Single by Da Yoopers

from the album Culture Shock
- B-side: "Smeltin' USA"
- Released: 1986
- Genre: Novelty, Christmas
- Length: 2:43
- Label: You Guys
- Songwriters: Jim DeCaire Joe Potila
- Producers: Jim DeCaire Joe Potila

Music video
- "Rusty Chevrolet" on YouTube

= Rusty Chevrolet =

"Rusty Chevrolet" is a song by American novelty music band Da Yoopers. The song was released in 1986 and can be found on the band's second album Culture Shock. It is a novelty Christmas song set to the melody of "Jingle Bells".

==History==
Da Yoopers released "Rusty Chevrolet" in late 1986 following their first album Yoopanese. Band members Jim DeCaire and Joe Potila wrote and produced the song. It was issued as a single with "Smeltin' USA" on the B-side, and later appeared on the band's second album Culture Shock. At the time of its release, the band sold copies of the single for two dollars, with half of that amount being donated to the local Salvation Army. After its release, the song became popular on stations
in the Upper Peninsula of Michigan and in Wisconsin, with WIFC of Wausau, Wisconsin alone ordering over 200 copies due to listener demand.

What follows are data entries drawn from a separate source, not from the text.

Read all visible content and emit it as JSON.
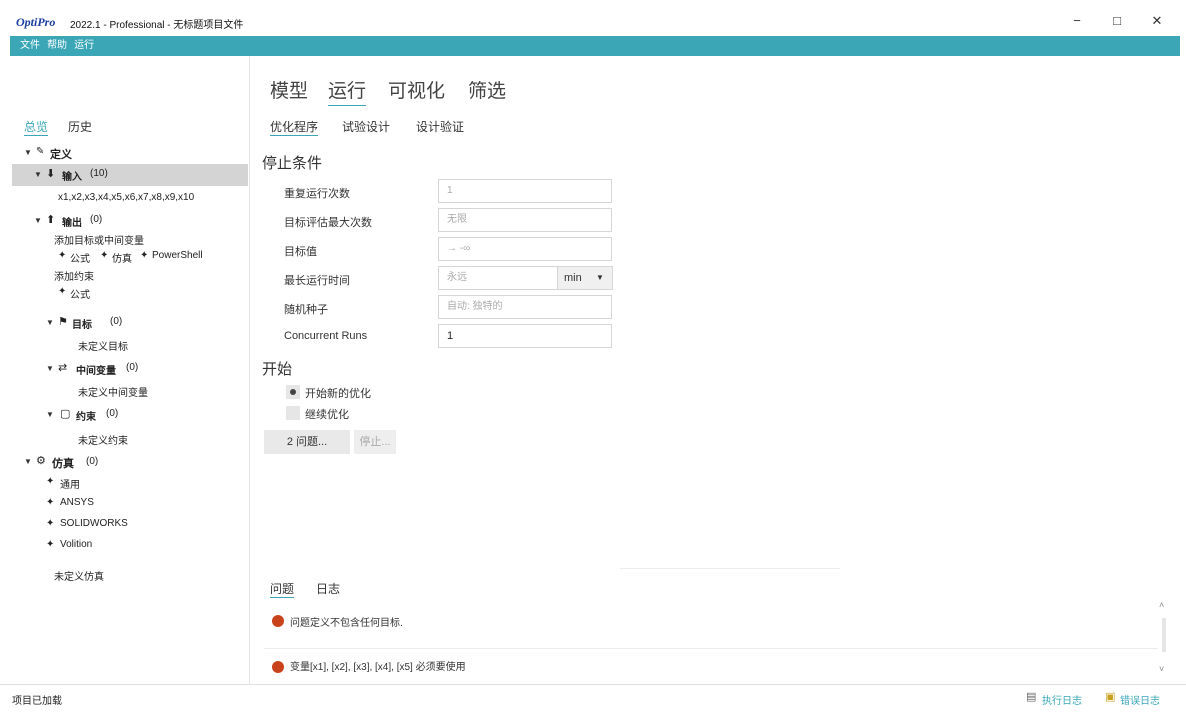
{
  "window": {
    "logo": "OptiPro",
    "title": "2022.1 - Professional - 无标题项目文件",
    "minimize": "−",
    "maximize": "□",
    "close": "✕"
  },
  "menu": [
    "文件",
    "帮助",
    "运行"
  ],
  "left": {
    "tabs": [
      "总览",
      "历史"
    ],
    "tree": {
      "definition": "定义",
      "inputs_label": "输入",
      "inputs_count": "(10)",
      "inputs_vars": "x1,x2,x3,x4,x5,x6,x7,x8,x9,x10",
      "outputs_label": "输出",
      "outputs_count": "(0)",
      "add_objective_hint": "添加目标或中间变量",
      "output_add_links": [
        "公式",
        "仿真",
        "PowerShell"
      ],
      "add_constraint_hint": "添加约束",
      "constraint_add_link": "公式",
      "objectives_label": "目标",
      "objectives_count": "(0)",
      "objectives_empty": "未定义目标",
      "intermediates_label": "中间变量",
      "intermediates_count": "(0)",
      "intermediates_empty": "未定义中间变量",
      "constraints_label": "约束",
      "constraints_count": "(0)",
      "constraints_empty": "未定义约束",
      "simulation_label": "仿真",
      "simulation_count": "(0)",
      "simulation_links": [
        "通用",
        "ANSYS",
        "SOLIDWORKS",
        "Volition"
      ],
      "simulation_empty": "未定义仿真"
    }
  },
  "main": {
    "tabs": [
      "模型",
      "运行",
      "可视化",
      "筛选"
    ],
    "subtabs": [
      "优化程序",
      "试验设计",
      "设计验证"
    ],
    "stop_conditions": {
      "title": "停止条件",
      "repeat_runs_label": "重复运行次数",
      "repeat_runs_placeholder": "1",
      "max_evals_label": "目标评估最大次数",
      "max_evals_placeholder": "无限",
      "target_label": "目标值",
      "target_placeholder": "→ -∞",
      "max_time_label": "最长运行时间",
      "max_time_placeholder": "永远",
      "time_unit": "min",
      "seed_label": "随机种子",
      "seed_placeholder": "自动: 独特的",
      "concurrent_label": "Concurrent Runs",
      "concurrent_value": "1"
    },
    "start": {
      "title": "开始",
      "new_opt": "开始新的优化",
      "continue_opt": "继续优化",
      "problems_button": "2 问题...",
      "stop_button": "停止..."
    },
    "bottom_tabs": [
      "问题",
      "日志"
    ],
    "issues": [
      "问题定义不包含任何目标.",
      "变量[x1], [x2], [x3], [x4], [x5] 必须要使用"
    ]
  },
  "status": {
    "text": "项目已加载",
    "exec_log": "执行日志",
    "error_log": "错误日志"
  },
  "colors": {
    "accent": "#3aa6b6",
    "error": "#c8431b"
  }
}
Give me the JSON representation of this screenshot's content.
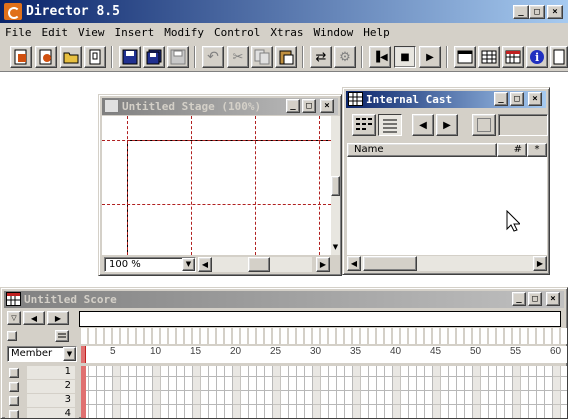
{
  "app": {
    "title": "Director 8.5"
  },
  "menus": [
    "File",
    "Edit",
    "View",
    "Insert",
    "Modify",
    "Control",
    "Xtras",
    "Window",
    "Help"
  ],
  "stage": {
    "title": "Untitled Stage (100%)",
    "zoom": "100 %"
  },
  "cast": {
    "title": "Internal Cast",
    "col_name": "Name",
    "col_num": "#",
    "col_star": "*"
  },
  "score": {
    "title": "Untitled Score",
    "channel_select": "Member",
    "channels": [
      "1",
      "2",
      "3",
      "4"
    ],
    "frame_ticks": [
      "5",
      "10",
      "15",
      "20",
      "25",
      "30",
      "35",
      "40",
      "45",
      "50",
      "55",
      "60"
    ]
  }
}
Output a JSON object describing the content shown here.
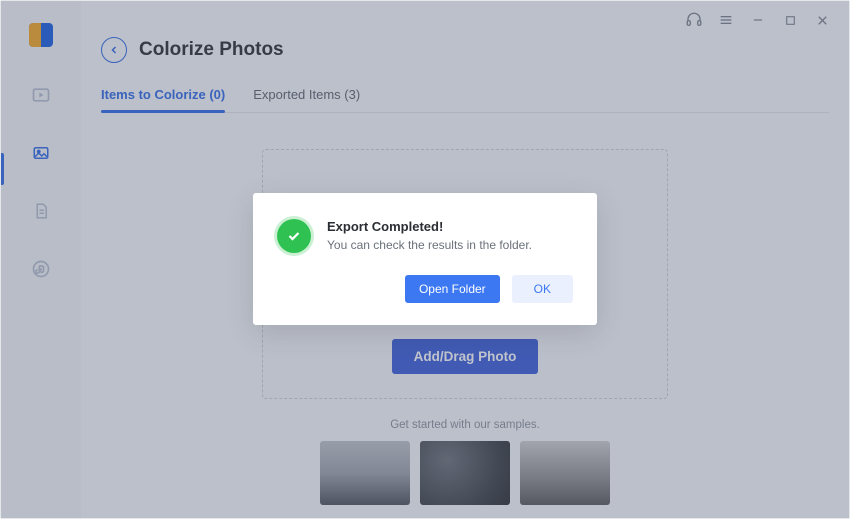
{
  "header": {
    "page_title": "Colorize Photos"
  },
  "tabs": [
    {
      "label": "Items to Colorize (0)"
    },
    {
      "label": "Exported Items (3)"
    }
  ],
  "dropzone": {
    "add_button": "Add/Drag Photo"
  },
  "samples": {
    "label": "Get started with our samples."
  },
  "modal": {
    "title": "Export Completed!",
    "message": "You can check the results in the folder.",
    "open_folder": "Open Folder",
    "ok": "OK"
  }
}
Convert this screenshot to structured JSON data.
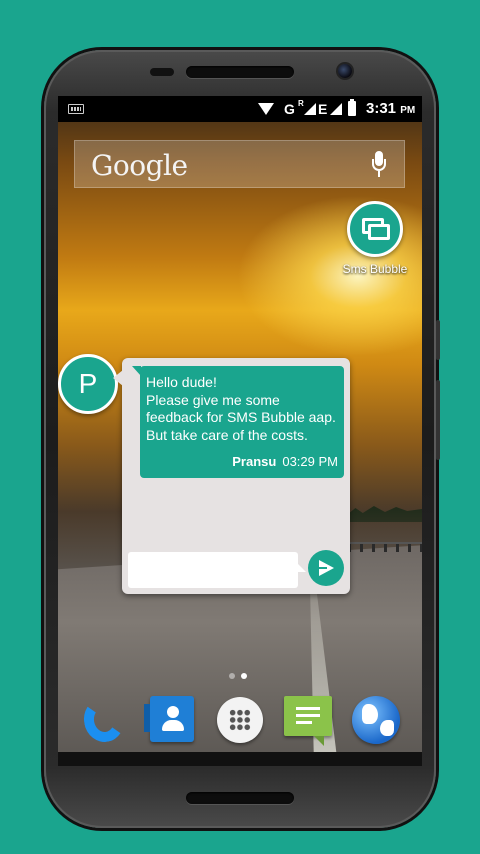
{
  "status_bar": {
    "network_g": "G",
    "network_r": "R",
    "network_e": "E",
    "time": "3:31",
    "ampm": "PM"
  },
  "search": {
    "logo_text": "Google"
  },
  "home_apps": {
    "sms_bubble_label": "Sms Bubble"
  },
  "chat_head": {
    "initial": "P"
  },
  "chat": {
    "message_text": "Hello dude!\nPlease give me some\nfeedback for SMS Bubble aap.\nBut take care of the costs.",
    "sender": "Pransu",
    "timestamp": "03:29 PM",
    "reply_value": ""
  },
  "page_indicator": {
    "pages": 2,
    "active_page": 2
  },
  "dock": {
    "icons": [
      "phone-icon",
      "contacts-icon",
      "app-drawer-icon",
      "messaging-icon",
      "browser-icon"
    ]
  },
  "colors": {
    "accent": "#1aa58e",
    "background": "#1aa58e"
  }
}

In late 2024, the song regained popularity on social medias such as Instagram and YouTube, accompanied by videos made in the driving simulator BeamNG.drive.

The band later used profits from the song to build their own recording studio in their hometown of Ishpeming, Michigan.

"Rusty Chevrolet" is about a man's struggles with his old Chevrolet car (depicted in the music video as a fifth-generation Chevrolet Impala), and its lyrics are set to the melody of the Christmas song "Jingle Bells".